Q: When and how did the Michigan Wheat Program begin?
A: The state’s wheat farmers petitioned the Director of the Michigan Department of Agriculture and Rural Development (MDARD), Keith Creagh to establish a check-off program on wheat grown in Michigan. The petitions were received by MDARD in February 2011. Hearings were held in Frankenmuth and Lansing and it was determined by MDARD there was enough interest to hold a referendum vote of the state’s wheat farmers. The vote was held in June of 2011. In order for the Michigan Wheat Program (MWP) to be approved a majority of those voting and the majority of the production represented on the ballots by those voting, had to assent to the formation of the program. The MWP was approved by the state’s wheat farmers in June 2011 and the referendum results were announced in July 2011.
Q: Who is the leadership of the Michigan Wheat Program?
A: Wheat farmers interested in serving on the board and setting the direction of the program completed the process of gathering petition signatures and submitting their applications to the Governor’s Appointments Office for consideration of a board appointment. The board, comprised of 8 growers from across the state and one representative from the Milling Industry, was appointed in November 2011. They held their first meeting in December 2011.

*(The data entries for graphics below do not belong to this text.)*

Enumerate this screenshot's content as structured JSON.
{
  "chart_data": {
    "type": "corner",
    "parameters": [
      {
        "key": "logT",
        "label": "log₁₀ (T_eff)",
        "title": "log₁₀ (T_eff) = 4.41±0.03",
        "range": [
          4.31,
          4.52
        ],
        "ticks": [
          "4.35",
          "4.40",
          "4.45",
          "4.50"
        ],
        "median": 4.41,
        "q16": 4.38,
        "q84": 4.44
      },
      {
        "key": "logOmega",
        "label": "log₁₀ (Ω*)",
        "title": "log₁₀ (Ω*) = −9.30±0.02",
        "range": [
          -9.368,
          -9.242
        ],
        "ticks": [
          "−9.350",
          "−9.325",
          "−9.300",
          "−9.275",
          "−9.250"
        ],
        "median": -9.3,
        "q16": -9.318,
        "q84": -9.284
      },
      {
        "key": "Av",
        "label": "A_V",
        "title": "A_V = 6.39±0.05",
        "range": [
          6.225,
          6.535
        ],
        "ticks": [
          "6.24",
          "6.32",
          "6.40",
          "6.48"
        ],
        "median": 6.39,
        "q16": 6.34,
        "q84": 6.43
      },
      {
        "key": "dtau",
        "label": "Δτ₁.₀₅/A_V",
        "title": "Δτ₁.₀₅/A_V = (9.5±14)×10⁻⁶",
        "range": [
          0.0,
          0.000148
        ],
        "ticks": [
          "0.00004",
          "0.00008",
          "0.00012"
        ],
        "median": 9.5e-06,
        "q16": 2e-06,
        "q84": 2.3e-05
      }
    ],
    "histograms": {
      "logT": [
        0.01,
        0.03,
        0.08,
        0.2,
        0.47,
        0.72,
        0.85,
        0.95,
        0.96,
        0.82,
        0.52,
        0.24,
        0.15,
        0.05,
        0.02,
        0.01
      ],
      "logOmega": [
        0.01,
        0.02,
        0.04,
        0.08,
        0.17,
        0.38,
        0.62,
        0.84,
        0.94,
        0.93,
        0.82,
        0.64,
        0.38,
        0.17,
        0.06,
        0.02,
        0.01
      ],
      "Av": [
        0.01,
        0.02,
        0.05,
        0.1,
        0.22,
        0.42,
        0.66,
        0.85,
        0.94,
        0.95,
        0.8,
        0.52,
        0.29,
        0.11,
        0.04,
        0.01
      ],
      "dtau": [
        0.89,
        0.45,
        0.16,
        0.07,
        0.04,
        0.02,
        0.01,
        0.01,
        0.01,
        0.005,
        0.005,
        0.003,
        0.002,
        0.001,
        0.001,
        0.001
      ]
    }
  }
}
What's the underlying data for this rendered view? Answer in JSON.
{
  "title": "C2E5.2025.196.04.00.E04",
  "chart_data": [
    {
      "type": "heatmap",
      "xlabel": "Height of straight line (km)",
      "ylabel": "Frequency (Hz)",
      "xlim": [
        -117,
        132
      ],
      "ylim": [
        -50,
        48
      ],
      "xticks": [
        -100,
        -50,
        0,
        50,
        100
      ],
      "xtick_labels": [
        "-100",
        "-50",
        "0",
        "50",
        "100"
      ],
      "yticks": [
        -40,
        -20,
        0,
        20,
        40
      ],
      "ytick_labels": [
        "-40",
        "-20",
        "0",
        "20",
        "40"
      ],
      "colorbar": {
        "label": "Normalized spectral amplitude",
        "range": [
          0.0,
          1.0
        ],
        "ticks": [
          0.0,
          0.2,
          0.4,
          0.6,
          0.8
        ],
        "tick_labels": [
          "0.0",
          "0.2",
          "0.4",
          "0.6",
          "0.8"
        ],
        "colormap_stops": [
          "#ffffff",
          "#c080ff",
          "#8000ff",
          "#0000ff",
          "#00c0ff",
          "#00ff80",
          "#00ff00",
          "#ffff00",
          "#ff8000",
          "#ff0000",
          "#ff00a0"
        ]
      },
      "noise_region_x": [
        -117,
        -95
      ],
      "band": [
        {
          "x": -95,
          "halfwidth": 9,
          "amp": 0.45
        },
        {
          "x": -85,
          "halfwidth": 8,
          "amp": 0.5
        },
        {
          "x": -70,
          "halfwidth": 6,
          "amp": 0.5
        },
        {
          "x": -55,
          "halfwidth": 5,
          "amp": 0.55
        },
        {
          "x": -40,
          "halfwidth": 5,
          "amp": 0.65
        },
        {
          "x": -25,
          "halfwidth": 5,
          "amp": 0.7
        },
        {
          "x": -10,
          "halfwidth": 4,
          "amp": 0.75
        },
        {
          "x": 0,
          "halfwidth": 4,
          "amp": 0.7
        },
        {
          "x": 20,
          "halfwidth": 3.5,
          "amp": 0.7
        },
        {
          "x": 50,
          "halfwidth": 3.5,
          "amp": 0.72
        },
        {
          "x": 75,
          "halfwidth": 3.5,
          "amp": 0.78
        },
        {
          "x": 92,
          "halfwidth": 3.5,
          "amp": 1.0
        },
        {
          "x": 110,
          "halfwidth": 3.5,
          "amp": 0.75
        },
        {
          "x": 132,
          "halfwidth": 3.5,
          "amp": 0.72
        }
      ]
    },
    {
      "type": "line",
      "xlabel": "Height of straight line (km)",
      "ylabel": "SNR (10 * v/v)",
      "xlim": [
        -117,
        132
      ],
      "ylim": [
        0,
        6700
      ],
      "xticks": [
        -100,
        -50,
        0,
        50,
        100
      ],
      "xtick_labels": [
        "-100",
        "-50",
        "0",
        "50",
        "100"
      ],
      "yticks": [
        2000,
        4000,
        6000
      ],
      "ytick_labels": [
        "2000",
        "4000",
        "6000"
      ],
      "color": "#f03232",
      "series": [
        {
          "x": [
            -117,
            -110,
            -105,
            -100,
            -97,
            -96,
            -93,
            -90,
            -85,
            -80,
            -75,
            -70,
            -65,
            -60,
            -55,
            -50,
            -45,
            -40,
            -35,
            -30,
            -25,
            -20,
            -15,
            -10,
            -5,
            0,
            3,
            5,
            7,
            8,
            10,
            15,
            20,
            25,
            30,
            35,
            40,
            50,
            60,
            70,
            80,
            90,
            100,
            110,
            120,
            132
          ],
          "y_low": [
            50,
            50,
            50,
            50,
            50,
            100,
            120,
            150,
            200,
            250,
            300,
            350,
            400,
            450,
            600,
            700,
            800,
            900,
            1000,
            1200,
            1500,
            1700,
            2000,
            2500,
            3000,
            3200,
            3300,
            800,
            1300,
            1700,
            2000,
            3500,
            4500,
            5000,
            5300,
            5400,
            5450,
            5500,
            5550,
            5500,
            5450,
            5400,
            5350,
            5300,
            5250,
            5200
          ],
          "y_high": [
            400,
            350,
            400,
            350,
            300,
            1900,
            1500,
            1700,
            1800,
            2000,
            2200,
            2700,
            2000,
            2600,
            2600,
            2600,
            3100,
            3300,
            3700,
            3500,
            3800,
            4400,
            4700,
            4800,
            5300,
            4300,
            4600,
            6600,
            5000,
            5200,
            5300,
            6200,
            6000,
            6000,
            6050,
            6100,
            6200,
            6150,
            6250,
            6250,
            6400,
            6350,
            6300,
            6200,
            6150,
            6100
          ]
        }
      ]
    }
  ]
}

Q: What wheat is assessed?
A: Both red and white wheat are assessed, as is seed wheat. As further defined in the program, “Wheat means and includes the grain from all kinds and varieties of wheat grown in this state.”
Q: Do the funds come from the first purchaser or the grower and how many times is the bushel assessed?
A: The assessment funds are subtracted from what the first purchaser pays the grower and they are submitted by the first purchaser to the Michigan Wheat Program or submitted through Michigan Crop Improvement for certified seed to the Michigan Wheat Program on behalf of the grower. Each bushel of wheat is assessed only once.
Q: When is the wheat assessed?
A: The assessment funds are subtracted from what the first purchaser pays the grower and that is at the time of payment to the grower. For certified seed wheat since there are so many individual growers, Michigan Crop Improvement will also be collecting assessments for the seed they certified unless other arrangements are made.
Q: What is the timeline for seed wheat assessment?
A: Per the program, the assessment shall be collected by the first purchaser or Michigan Crop Improvement and submitted by December 1 each year. All seed wheat received by October 31, 2012 must be remitted by December 1, 2012. Since there will be seed wheat sales after the December 1 deadline, the board has also set up a deadline of January 1, 2013 for seed wheat received on or after November 1.
Q: What is the value of the wheat that is assessed?
A: Each bushel of wheat and seed wheat received by an elevator, processor or first purchase on or after May 1, 2012 is assessed one half of one percent (.005) of the net value of the wheat. Seed wheat net value was determined by the board. It is the average September price for wheat on the CBOT November 2011 to April 2012 adjusted for bases (.95). (e.g. $6.74 x .95 = $6.41). Each bushel shall be assessed only once and the assessment comes out of the payment to the producer, as the producers voted in the assessment program. The board set price of $6.41 is assessed at the rate of .005, so it is figured by taking the price $6.41 x .005 = 3.2 cents per bushel assessment.
Q: Does the assessment rate change?
A: The Michigan Wheat Program Board of directors sets the assessment rate annually. The assessment rate will not exceed 1/2 of 1% (.005). The assessment for seed wheat will be based on the volume of clean seed sold, valued at a price determined by the Michigan Wheat Program board by June 1 of each year.
Q: What if I do not send in the assessment on time?
A: A 1% late payment fee (compounded monthly) is required to be included with the initial remittance, when it is overdue. We have furnished you with remittance forms and preaddressed envelopes designed to facilitate on time payments.
Q: May I pay our assessment electronically?
A: At this point, electronic payment is not an option. Contact the Michigan Wheat Program if you are interested and the option will be further explored based upon interest.
Q: What about wheat and seed wheat I buy that was raised in another state/country?
A: The Michigan Wheat Program was developed under Michigan law, so it only covers wheat and seed wheat grown in Michigan no matter where it is sold. It does not cover wheat and seed wheat grown in other states.
Q: Who do I make my assessment check payable to?
A: Make payment to the: Michigan Wheat Program and mail to Michigan Wheat Program, P.O. Box 25065, Lansing, MI 48909.
Q: Is there an organic wheat exemption?
A: No, there are no organic exemptions for the wheat check off. All wheat and seed wheat grown in Michigan and sold is checked off.